Des islamistes prennent des otages en Algérie

La crise malienne a pris mercredi une nouvelle dimension internationale, avec une prise d’otages massive sur un site gazier en Algérie, organisée en représailles à l’intervention, dans les airs puis au sol, des soldats français contre les bastions islamistes au Mali. Des combattants liés à al Qaeda ont attaqué à l’aube le site d’In Amenas, dans le centre-est de l’Algérie, près de la frontière libyenne. Ce site est exploité par le groupe britannique BP, le norvégien Statoil et l’algérien Sonatrach.

Représailles

La crise malienne a pris mercredi une nouvelle dimension internationale, avec une prise d’otages massive sur un site gazier en Algérie, organisée en représailles à l’intervention, dans les airs puis au sol, des soldats français contre les bastions islamistes au Mali. Des combattants liés à al Qaeda ont attaqué à l’aube le site d’In Amenas, dans le centre-est de l’Algérie, près de la frontière libyenne. Ce site est exploité par le groupe britannique BP, le norvégien Statoil et l’algérien Sonatrach.

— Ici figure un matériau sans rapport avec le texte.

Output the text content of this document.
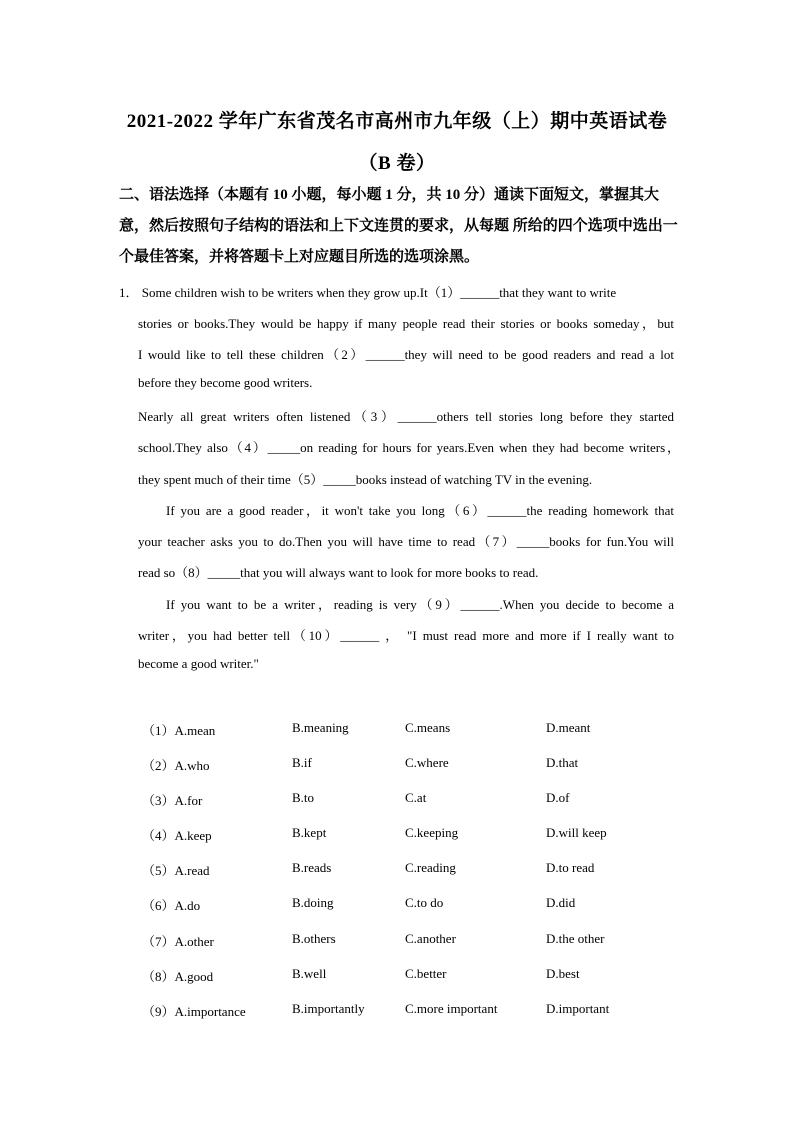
2021-2022 学年广东省茂名市高州市九年级（上）期中英语试卷
（B 卷）
二、语法选择（本题有 10 小题，每小题 1 分，共 10 分）通读下面短文，掌握其大意，然后按照句子结构的语法和上下文连贯的要求，从每题 所给的四个选项中选出一个最佳答案，并将答题卡上对应题目所选的选项涂黑。
1． Some children wish to be writers when they grow up.It（1）______that they want to write
stories or books.They would be happy if many people read their stories or books someday，but
I would like to tell these children（2）______they will need to be good readers and read a lot
before they become good writers.
Nearly all great writers often listened（3）______others tell stories long before they started
school.They also（4）_____on reading for hours for years.Even when they had become writers，
they spent much of their time（5）_____books instead of watching TV in the evening.
If you are a good reader，it won't take you long（6）______the reading homework that
your teacher asks you to do.Then you will have time to read（7）_____books for fun.You will
read so（8）_____that you will always want to look for more books to read.
If you want to be a writer，reading is very（9）______.When you decide to become a
writer，you had better tell（10）______ ， "I must read more and more if I really want to
become a good writer."
（1）A.mean	B.meaning	C.means	D.meant
（2）A.who	B.if	C.where	D.that
（3）A.for	B.to	C.at	D.of
（4）A.keep	B.kept	C.keeping	D.will keep
（5）A.read	B.reads	C.reading	D.to read
（6）A.do	B.doing	C.to do	D.did
（7）A.other	B.others	C.another	D.the other
（8）A.good	B.well	C.better	D.best
（9）A.importance	B.importantly	C.more important	D.important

Quarante et un "Occidentaux", "dont sept Américains, des Français, des Britanniques et des Japonais", ont été pris en otages, a affirmé un porte-parole des assaillants, cité par deux sites d’informations mauritaniens, Agence Nouakchott Information et Sahara Médias. Quelque cent cinquante employés algériens sont également retenus, selon leur employeur, le groupe français de logistique CIS Catering. Certains d’entre eux ont été libérés, a indiqué une source officielle. A Washington, le département d’Etat a confirmé que des Américains figuraient parmi les otages. Un Irlandais et un Norvégien sont également pris en otages, d’après Dublin et la presse norvégienne.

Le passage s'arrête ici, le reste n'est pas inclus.